In 2014, the researchers screened about 2500 participants with a diagnostic test for NAFLD. Of those, 1216 participants didn’t show any symptoms of NAFLD. But at a follow-up visit in 2018, 90 people were diagnosed with NAFLD. These people were matched with 90 individuals who did not have NAFLD neither at the initial clinical visit nor at the follow-up visit.

People who developed NAFLD had low levels of specific gut bacteria, including Methanobrevibacter, Dorea formicigenerans and Slackia, the researchers found. Dorea formicigenerans is known to be abundant in people with obesity, and Slackia levels are usually higher in people with moderate to severe fibrosis than in those with mild or no fibrosis.

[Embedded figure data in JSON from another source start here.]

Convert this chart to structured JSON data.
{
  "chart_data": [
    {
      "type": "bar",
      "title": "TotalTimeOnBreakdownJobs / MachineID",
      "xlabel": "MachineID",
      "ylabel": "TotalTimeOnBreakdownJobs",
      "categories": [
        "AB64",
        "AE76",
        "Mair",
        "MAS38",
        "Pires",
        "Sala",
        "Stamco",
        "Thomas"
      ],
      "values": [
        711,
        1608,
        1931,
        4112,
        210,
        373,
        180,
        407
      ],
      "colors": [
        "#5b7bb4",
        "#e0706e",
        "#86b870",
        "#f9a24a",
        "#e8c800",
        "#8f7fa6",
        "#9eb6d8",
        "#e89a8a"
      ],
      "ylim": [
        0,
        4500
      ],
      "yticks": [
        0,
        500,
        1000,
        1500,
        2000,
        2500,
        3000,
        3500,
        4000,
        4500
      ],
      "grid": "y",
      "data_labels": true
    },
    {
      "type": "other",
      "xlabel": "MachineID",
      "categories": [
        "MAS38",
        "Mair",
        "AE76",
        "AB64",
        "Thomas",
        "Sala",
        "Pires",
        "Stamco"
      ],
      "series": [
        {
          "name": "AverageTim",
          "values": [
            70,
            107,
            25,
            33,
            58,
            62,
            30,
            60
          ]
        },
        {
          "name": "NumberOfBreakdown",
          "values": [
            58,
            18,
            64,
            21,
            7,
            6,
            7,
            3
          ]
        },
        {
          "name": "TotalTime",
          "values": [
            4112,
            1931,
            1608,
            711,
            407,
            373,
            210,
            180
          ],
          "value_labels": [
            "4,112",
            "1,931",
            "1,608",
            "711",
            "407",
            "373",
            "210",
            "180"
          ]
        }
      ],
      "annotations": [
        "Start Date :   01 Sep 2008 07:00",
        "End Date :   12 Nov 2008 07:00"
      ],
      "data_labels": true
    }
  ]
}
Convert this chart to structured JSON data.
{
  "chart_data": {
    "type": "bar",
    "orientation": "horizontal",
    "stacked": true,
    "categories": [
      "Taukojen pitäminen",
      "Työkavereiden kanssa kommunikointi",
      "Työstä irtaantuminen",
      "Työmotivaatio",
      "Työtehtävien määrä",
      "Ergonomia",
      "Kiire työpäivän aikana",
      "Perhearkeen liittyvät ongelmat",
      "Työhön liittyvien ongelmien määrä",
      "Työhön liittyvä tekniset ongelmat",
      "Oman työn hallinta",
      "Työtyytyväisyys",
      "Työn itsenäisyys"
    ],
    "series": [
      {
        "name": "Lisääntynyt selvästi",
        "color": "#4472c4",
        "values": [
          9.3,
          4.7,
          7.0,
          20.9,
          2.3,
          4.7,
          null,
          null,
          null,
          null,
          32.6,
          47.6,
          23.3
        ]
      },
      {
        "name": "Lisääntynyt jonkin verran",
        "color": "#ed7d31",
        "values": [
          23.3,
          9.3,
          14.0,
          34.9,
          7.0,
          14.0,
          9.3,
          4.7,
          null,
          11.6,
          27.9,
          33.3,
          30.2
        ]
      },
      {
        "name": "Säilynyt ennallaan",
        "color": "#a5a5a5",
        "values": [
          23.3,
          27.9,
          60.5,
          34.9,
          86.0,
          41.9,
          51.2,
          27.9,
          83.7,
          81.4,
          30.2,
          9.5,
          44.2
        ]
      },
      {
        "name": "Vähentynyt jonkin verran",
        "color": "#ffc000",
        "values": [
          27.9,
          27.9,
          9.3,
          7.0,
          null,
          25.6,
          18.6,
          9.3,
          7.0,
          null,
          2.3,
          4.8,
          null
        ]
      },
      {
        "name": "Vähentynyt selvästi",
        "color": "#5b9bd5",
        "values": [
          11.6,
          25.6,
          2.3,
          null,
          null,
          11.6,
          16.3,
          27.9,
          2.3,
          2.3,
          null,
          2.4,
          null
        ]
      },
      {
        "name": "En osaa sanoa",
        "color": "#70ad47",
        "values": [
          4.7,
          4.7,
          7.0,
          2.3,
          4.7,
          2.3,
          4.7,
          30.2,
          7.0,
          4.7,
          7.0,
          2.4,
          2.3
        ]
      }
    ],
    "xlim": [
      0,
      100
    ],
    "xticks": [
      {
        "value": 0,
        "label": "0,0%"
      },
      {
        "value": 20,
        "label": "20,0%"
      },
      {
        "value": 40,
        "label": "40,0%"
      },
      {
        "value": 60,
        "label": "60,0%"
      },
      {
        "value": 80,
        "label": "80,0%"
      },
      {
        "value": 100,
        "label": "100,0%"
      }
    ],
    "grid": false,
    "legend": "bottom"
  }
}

In people who developed NAFLD, the team also found various metabolic shifts, including high levels of amino acids and the gut metabolite oxoglutaric acid, which has been associated with diabetes, obesity and NAFLD — among other conditions.

Predicting NAFLD

Finally, the researchers developed a machine-learning model that used these microbial signatures to predict which individuals are more at risk of developing NAFLD. The model could classify with an accuracy of about 71% people who developed NAFLD and those who didn’t.

The team also validated their results with data from studies done in the US and Europe. “The model we developed combines easily measurable information from the blood with data from the microbiome and can thus increase the reliability enormously,” Panagiotou says.

Although larger studies will help to improve the model’s generalizability and accuracy, the findings suggest that microbiota signatures could be used as a minimally invasive test to help diagnose NAFLD, the authors say.